I’m now on MIAB 0.21c. DNS failed on a Saturday afternoon. When I logged in, I discovered the system time had been reset to what I think was probably Unix epoch 0 (it was definitely 1970; I didn’t write down the exact time).

Restarting bind9 solved the problem as before. Before restarting bind9, I was able to query the daemon, but it would respond with empty records (maybe this was actually named responding?). Oddly, rebooting the system did not solve the problem.


#6

Just one other update: it appears that I have to actually reboot and subsequently restart bind9 as well.

Still not sure what’s going wrong.


#7

Also, restarting bind9 and then rebooting (the reverse order as above) fixes the system clock, but does not fix DNS. A second restart of bind9 fixes DNS.
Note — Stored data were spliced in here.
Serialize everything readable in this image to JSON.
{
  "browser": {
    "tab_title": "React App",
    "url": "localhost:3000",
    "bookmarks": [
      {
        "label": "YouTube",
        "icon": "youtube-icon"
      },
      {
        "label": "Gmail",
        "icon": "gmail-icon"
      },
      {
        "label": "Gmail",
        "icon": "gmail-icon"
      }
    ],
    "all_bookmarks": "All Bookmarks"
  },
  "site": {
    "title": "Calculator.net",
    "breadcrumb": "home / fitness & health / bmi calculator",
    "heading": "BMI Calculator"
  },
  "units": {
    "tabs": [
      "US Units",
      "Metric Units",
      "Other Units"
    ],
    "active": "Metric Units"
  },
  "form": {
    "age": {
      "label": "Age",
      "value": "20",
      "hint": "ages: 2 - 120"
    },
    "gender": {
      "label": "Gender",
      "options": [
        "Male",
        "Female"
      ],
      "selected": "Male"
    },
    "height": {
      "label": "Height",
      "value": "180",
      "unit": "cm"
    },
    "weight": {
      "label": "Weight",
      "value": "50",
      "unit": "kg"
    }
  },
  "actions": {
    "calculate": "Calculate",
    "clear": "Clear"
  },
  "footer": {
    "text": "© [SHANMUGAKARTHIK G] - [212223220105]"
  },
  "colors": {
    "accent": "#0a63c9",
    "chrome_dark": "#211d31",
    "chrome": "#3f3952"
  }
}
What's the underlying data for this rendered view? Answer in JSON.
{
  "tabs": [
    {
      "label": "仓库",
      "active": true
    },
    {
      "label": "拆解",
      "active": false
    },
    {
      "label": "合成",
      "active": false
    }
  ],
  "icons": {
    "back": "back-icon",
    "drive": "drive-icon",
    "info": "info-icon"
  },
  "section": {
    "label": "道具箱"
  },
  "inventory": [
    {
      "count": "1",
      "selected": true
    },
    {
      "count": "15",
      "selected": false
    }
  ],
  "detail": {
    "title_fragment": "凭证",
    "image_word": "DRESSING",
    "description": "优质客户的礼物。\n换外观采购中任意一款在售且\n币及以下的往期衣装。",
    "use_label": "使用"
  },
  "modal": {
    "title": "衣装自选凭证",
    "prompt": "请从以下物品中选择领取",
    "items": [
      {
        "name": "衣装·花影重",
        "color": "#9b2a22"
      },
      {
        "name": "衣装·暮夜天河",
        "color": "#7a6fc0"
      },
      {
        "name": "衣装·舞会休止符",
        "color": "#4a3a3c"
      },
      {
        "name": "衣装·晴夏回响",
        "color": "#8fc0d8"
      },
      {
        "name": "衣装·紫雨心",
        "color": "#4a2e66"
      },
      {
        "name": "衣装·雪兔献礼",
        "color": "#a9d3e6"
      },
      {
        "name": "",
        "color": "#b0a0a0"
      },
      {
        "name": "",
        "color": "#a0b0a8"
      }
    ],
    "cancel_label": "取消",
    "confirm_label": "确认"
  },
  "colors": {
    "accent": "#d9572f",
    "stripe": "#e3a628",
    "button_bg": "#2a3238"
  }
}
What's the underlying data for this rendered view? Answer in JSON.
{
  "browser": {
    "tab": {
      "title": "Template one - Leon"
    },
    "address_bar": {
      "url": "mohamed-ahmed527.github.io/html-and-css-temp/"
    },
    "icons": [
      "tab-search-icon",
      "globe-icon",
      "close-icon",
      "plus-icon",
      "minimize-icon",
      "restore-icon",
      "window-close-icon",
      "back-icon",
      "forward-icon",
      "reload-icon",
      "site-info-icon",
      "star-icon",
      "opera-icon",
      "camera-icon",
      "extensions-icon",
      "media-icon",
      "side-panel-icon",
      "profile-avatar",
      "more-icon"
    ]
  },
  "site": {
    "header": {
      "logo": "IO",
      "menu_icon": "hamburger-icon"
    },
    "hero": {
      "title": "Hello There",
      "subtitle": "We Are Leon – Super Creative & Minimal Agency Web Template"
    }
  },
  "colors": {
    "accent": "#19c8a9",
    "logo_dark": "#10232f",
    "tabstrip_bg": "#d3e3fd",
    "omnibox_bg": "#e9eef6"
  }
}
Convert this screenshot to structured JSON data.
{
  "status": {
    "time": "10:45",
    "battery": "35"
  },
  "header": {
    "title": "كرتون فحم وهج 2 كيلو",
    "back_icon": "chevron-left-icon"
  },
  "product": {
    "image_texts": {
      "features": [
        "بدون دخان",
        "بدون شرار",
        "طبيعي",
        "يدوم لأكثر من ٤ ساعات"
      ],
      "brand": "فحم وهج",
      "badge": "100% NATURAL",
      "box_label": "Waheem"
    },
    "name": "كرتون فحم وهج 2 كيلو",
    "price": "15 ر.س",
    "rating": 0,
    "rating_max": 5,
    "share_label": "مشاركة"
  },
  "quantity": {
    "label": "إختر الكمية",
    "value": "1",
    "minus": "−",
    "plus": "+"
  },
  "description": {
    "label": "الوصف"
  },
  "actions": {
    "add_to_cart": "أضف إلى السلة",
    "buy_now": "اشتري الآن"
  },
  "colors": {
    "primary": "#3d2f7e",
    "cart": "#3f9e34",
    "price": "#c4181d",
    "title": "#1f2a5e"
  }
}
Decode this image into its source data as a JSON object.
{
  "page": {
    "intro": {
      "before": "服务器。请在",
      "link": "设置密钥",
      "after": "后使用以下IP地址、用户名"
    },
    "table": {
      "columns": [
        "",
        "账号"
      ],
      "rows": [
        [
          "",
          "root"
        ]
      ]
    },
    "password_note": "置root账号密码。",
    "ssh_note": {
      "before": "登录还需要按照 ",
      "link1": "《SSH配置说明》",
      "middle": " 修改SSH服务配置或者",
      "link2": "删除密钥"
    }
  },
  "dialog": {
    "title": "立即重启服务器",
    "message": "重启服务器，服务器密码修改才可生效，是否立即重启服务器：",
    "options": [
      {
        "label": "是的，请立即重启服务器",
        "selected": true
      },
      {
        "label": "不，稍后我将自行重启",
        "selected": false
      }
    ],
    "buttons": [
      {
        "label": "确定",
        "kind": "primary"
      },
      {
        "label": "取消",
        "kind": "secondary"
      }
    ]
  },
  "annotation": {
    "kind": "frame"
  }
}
There was a power glitch in the building around the same time DNS failed, so it might have something to do with the server not rebooting cleanly, or something like that. Maybe the system clock is set before the network connection comes up? Maybe DNS resolution is needed to set the system clock?


#8

A few pointers:

  1. ntpdate is depreciated, you ought to use ntpd (and ntpq -p to check ntp server status on redhat/centos machines).
  2. Make sure you have several ntp servers configured, sometimes one or other fails for whatever reason, so having a few gives you the redundancy you need. It’s very probable the single NTP server you added is failing hence causing time sync issues.
  3. That error message is due to DNSSEC which is validating your DNS requests (prevent DNS cache poisoning). Part of the the security mechanism needs properly synced time; out-of-sync time creates all sorts of issues in cryptography, so having the correct time is vital.
  4. NTP syncing can take up to 30 minutes. So don’t expect it to work as soon as you add a server, or reconnect to the internet after significant downtime. That’s why you need to check the status using commands like ntpq.